We are considering coming to the US for a year. My biggest question is whether or not a family could live on $40-60k savings for one year in or around Ft Lauderdale.

I can't seem to find comparisons of cost of living in Florida vs Australia. We manage fine on that in Australia.

Can anyone give me an idea of costs ...ie food, gas, electricity, other hidden costs?

Thanks so much


----------



## twostep (Apr 3, 2008)

You give not a lot to work with. Family can mean two youngsters starting out or papa/mama/kids/dogs/set expectations.
Either way housing/transportation will have some major impact on your budget.


----------



## formerfire (May 21, 2010)

twostep said:


> You give not a lot to work with. Family can mean two youngsters starting out or papa/mama/kids/dogs/set expectations.
> Either way housing/transportation will have some major impact on your budget.


Oh sorry, 

Two adults with 3 kids in elementary school. We don't need to live a luxurious lifestyle just a decent one. Thinking of renting a 3br house or apartment in an area such as...Plantation, Pembroke Pines, Weston, Miramar (?). The kids will go to public school. We won't be doing the usual touristy things, just experiencing life in Fl to see if we would like to stay. We still own a house in Australia. I know i can look online for rental prices, but I guess I am trying to get a feel for how doable it is. Most forums i have seen say the cost of living in the USA in general (other than NY) is 1/3 to 1/2 cheaper so I am wanting to see if this is true or not.

Really appreciate any help or tips you have.


----------



## twostep (Apr 3, 2008)

What visa do you plan to use for that year?
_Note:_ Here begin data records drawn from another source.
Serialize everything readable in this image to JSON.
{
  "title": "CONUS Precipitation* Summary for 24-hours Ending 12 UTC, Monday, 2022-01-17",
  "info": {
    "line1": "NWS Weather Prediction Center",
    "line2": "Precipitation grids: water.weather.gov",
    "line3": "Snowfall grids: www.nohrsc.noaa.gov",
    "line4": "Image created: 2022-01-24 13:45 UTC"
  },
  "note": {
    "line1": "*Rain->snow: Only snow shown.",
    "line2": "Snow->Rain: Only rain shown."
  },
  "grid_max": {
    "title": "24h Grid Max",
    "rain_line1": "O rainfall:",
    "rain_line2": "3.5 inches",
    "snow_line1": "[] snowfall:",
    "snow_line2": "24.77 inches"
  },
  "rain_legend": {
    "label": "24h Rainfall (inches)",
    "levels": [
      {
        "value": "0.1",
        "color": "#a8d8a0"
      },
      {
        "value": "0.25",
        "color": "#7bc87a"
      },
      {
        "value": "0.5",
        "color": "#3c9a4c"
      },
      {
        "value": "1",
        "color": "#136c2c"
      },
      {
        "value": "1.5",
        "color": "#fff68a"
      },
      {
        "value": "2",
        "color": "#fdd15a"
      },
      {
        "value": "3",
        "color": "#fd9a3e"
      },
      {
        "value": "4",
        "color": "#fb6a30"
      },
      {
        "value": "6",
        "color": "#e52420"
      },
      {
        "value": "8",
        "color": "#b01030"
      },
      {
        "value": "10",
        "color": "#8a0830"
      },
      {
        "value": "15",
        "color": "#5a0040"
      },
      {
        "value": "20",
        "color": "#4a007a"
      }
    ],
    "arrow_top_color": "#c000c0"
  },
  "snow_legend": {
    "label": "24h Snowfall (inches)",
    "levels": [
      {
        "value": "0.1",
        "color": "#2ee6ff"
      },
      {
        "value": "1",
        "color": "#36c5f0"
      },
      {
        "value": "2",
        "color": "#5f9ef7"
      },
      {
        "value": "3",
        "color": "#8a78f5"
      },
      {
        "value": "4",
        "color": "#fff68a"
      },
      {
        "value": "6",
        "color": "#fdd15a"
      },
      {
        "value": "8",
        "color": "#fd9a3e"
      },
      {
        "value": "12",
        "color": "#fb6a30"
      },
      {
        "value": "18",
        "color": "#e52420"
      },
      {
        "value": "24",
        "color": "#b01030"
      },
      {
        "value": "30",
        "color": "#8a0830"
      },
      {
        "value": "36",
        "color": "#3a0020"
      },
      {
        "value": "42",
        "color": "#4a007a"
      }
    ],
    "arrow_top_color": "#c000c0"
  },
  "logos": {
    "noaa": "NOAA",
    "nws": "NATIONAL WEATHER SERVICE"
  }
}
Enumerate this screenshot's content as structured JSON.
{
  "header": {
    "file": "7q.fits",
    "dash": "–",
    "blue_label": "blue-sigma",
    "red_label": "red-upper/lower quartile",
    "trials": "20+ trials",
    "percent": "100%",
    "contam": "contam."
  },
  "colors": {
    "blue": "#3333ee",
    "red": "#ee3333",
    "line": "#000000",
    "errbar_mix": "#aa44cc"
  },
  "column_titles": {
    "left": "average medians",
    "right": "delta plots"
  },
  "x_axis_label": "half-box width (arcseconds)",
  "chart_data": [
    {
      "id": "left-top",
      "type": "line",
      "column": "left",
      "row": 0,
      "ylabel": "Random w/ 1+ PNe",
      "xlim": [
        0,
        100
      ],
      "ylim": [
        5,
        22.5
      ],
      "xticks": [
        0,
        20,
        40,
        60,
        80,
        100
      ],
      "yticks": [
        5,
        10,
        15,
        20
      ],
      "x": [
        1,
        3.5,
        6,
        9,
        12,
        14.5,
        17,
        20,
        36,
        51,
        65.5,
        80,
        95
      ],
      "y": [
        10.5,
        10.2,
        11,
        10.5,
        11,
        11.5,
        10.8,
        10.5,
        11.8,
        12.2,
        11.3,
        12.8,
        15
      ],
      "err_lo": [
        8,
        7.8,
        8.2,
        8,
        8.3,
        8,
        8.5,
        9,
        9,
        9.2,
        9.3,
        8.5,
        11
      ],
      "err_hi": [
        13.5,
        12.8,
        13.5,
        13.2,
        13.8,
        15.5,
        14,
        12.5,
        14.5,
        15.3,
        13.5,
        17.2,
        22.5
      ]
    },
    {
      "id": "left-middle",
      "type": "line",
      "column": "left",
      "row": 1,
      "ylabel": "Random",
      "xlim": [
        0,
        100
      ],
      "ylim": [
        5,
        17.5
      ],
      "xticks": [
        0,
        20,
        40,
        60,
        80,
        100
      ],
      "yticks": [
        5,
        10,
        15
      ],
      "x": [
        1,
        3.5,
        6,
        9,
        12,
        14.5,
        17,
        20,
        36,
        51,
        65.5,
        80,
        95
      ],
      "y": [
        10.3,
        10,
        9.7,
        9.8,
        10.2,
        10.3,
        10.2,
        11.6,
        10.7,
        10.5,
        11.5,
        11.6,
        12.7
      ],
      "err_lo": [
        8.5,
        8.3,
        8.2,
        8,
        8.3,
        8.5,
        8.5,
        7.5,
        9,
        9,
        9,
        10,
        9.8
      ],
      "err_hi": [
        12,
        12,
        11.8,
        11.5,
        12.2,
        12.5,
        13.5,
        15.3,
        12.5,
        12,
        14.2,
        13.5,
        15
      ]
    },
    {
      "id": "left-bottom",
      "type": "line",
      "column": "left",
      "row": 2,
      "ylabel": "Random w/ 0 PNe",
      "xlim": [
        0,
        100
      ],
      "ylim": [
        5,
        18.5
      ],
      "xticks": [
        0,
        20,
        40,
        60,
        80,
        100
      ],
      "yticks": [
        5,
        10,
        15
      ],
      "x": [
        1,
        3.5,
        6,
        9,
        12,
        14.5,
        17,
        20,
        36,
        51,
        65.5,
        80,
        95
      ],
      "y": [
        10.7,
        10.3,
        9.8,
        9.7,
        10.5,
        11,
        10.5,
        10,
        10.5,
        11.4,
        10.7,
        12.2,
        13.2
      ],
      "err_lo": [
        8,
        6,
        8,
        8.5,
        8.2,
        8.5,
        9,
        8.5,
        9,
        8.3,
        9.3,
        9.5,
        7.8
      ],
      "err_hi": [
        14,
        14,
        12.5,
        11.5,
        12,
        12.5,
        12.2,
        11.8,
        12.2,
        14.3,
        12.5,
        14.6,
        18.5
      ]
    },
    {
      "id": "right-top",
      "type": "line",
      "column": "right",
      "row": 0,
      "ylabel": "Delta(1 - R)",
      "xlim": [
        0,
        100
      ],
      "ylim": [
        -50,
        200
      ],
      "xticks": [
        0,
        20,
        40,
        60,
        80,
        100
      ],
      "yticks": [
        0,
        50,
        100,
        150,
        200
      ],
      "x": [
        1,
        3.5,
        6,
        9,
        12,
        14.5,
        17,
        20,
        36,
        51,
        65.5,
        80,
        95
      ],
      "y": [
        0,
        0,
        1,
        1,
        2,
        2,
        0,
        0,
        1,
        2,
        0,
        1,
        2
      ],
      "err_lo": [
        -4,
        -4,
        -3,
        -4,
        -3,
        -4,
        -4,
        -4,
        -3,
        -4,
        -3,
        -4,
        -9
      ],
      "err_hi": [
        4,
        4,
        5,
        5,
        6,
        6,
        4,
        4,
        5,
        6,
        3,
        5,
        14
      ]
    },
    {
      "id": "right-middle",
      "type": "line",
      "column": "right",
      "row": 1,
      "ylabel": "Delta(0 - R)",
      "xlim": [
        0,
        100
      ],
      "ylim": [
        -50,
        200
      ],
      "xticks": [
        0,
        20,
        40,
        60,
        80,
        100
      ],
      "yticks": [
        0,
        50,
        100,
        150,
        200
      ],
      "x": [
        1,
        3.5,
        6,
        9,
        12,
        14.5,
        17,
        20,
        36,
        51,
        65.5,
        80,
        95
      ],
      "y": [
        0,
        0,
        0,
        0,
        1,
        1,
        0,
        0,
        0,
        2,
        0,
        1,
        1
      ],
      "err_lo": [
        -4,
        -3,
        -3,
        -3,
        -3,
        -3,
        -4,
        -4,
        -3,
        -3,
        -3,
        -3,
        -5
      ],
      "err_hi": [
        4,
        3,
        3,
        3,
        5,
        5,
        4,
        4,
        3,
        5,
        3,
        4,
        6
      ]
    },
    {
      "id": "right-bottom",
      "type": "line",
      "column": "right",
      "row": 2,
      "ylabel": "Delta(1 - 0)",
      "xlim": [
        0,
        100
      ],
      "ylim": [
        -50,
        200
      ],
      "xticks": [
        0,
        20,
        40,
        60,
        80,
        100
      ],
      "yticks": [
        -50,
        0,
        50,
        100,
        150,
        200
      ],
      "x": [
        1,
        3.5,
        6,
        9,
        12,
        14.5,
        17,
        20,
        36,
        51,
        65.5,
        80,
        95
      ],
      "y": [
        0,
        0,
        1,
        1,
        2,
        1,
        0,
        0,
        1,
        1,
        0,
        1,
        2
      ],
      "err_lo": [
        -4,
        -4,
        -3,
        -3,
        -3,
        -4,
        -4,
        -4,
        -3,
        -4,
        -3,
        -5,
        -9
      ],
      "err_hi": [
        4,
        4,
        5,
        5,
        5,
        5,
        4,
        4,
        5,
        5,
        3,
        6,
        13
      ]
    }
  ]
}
With three little people in public school you will have to move to the right area for the best school. Check PM please.
Break down your budget of 60k - 
at least one vehicle plus insurance (there goes the first 10k+)
rent for 3 br plus insurance plus utilities/TV/internet/phone (there goes 20-30k)
groceries (google Publix, a FL based chain)
school supplies/lunches/extracurricular activities


----------



## formerfire (May 21, 2010)

silly question but where do i look for PM?

Thanks for your answers


----------



## twostep (Apr 3, 2008)

formerfire said:


> silly question but where do i look for PM?
> 
> Thanks for your answers


My fault. You cannot yet receive PMs.
Pull up a FL map by county; then google for school districts and other related info by the respective county.


----------